Chapter 21 Introduction to Auditing
Chapter 22 Configuring Audit Policies
Chapter 23 Administering the Audit Trail

I haven’t used these features but it seems like a major new piece of code with the Unified Audit Trail.

I also read this chapter of the VLDB guide because it seemed to have a lot of things that were either new to 12c or new to me:

Chapter 5 Managing and Maintaining Time-Based Information

This chapter describes features that cause data to age out and get moved on to less expensive storage automatically over time.

Anyway, just wanted to pass on some full chapters that I’ve read and am pondering as I try to comprehend the new 12c features.

- Bobby

 

 

 

 

Categories: DBA Blogs

Learned a couple of things from RMAN restore

Mon, 2014-03-24 14:37

A RMAN restore and recovery that I completed today answered a couple of questions that remained after the recovery that was the topic of my post from June.  Both today’s recovery and June’s involved a restore of a production database on another host and a recovery of that database to a particular point in time.

Question 1: How to rename redo logs?

When doing a restore and recovery to a point in time RMAN does not restore the redo logs.  So, the production redo log directory does not have to exist on your target.  All you have to do is rename the redo logs after the restore and recover rman commands and before the alter database open resetlogs command.

Oracle document 1338193.1 in step 8 titled “Relocate all the online redo logs” documents the needed command and when to run it.

For each production redo log you run a command like this on the mounted but not opened restored and recovered database:

alter database rename file 
'old redo log path and name' to 
'new redo log path and name';

Question 2: How to I prevent the restored archive logs from filling up the archive filesystem?
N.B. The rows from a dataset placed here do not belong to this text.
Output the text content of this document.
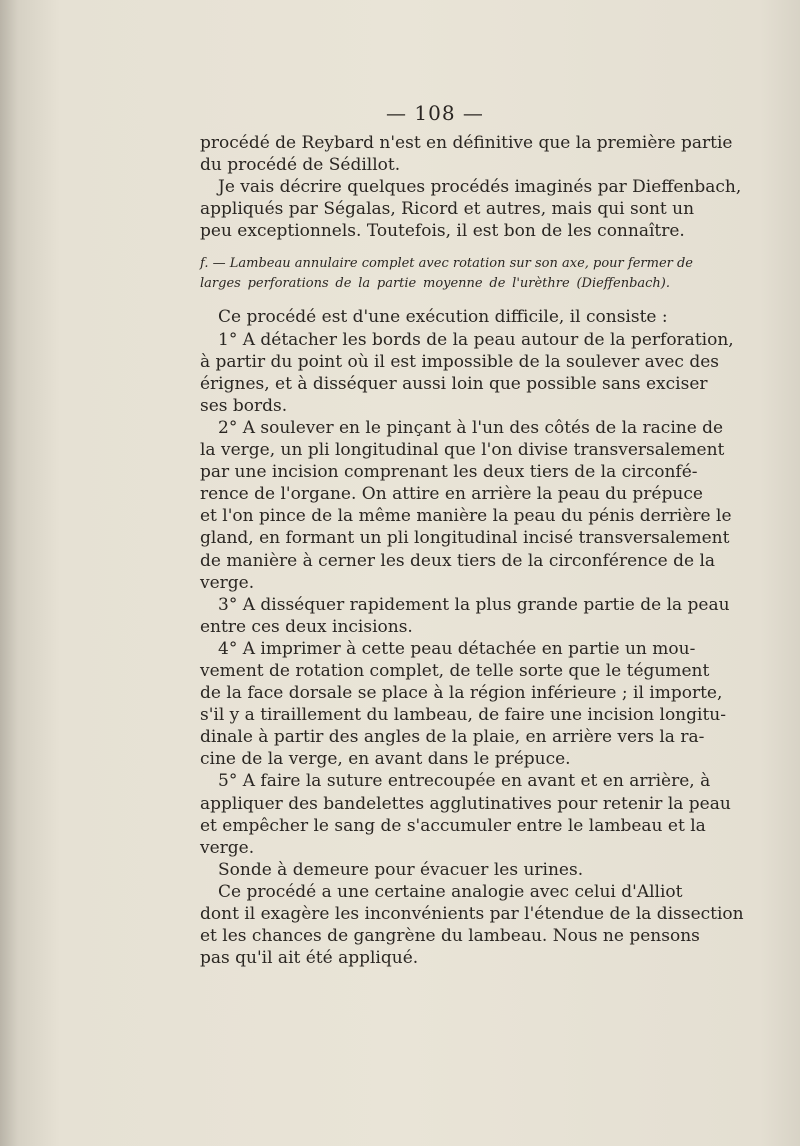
— 108 —
procédé de Reybard n'est en définitive que la première partie
du procédé de Sédillot.
Je vais décrire quelques procédés imaginés par Dieffenbach,
appliqués par Ségalas, Ricord et autres, mais qui sont un
peu exceptionnels. Toutefois, il est bon de les connaître.
f. — Lambeau annulaire complet avec rotation sur son axe, pour fermer de
larges perforations de la partie moyenne de l'urèthre (Dieffenbach).
Ce procédé est d'une exécution difficile, il consiste :
1° A détacher les bords de la peau autour de la perforation,
à partir du point où il est impossible de la soulever avec des
érignes, et à disséquer aussi loin que possible sans exciser
ses bords.
2° A soulever en le pinçant à l'un des côtés de la racine de
la verge, un pli longitudinal que l'on divise transversalement
par une incision comprenant les deux tiers de la circonfé-
rence de l'organe. On attire en arrière la peau du prépuce
et l'on pince de la même manière la peau du pénis derrière le
gland, en formant un pli longitudinal incisé transversalement
de manière à cerner les deux tiers de la circonférence de la
verge.
3° A disséquer rapidement la plus grande partie de la peau
entre ces deux incisions.
4° A imprimer à cette peau détachée en partie un mou-
vement de rotation complet, de telle sorte que le tégument
de la face dorsale se place à la région inférieure ; il importe,
s'il y a tiraillement du lambeau, de faire une incision longitu-
dinale à partir des angles de la plaie, en arrière vers la ra-
cine de la verge, en avant dans le prépuce.
5° A faire la suture entrecoupée en avant et en arrière, à
appliquer des bandelettes agglutinatives pour retenir la peau
et empêcher le sang de s'accumuler entre le lambeau et la
verge.
Sonde à demeure pour évacuer les urines.
Ce procédé a une certaine analogie avec celui d'Alliot
dont il exagère les inconvénients par l'étendue de la dissection
et les chances de gangrène du lambeau. Nous ne pensons
pas qu'il ait été appliqué.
It turns out that there is an option of the recover command that limits the amount of space the restored archive logs will take up and there is another option that causes the recover command to delete the archive logs after applying them:

recover database delete archivelog maxsize 50 G;

Otherwise this was the same case as the earlier blog post.  But, at least in this case I didn’t worry about archivelogs filling up the filesystem and I was able to put the redo logs where I wanted them.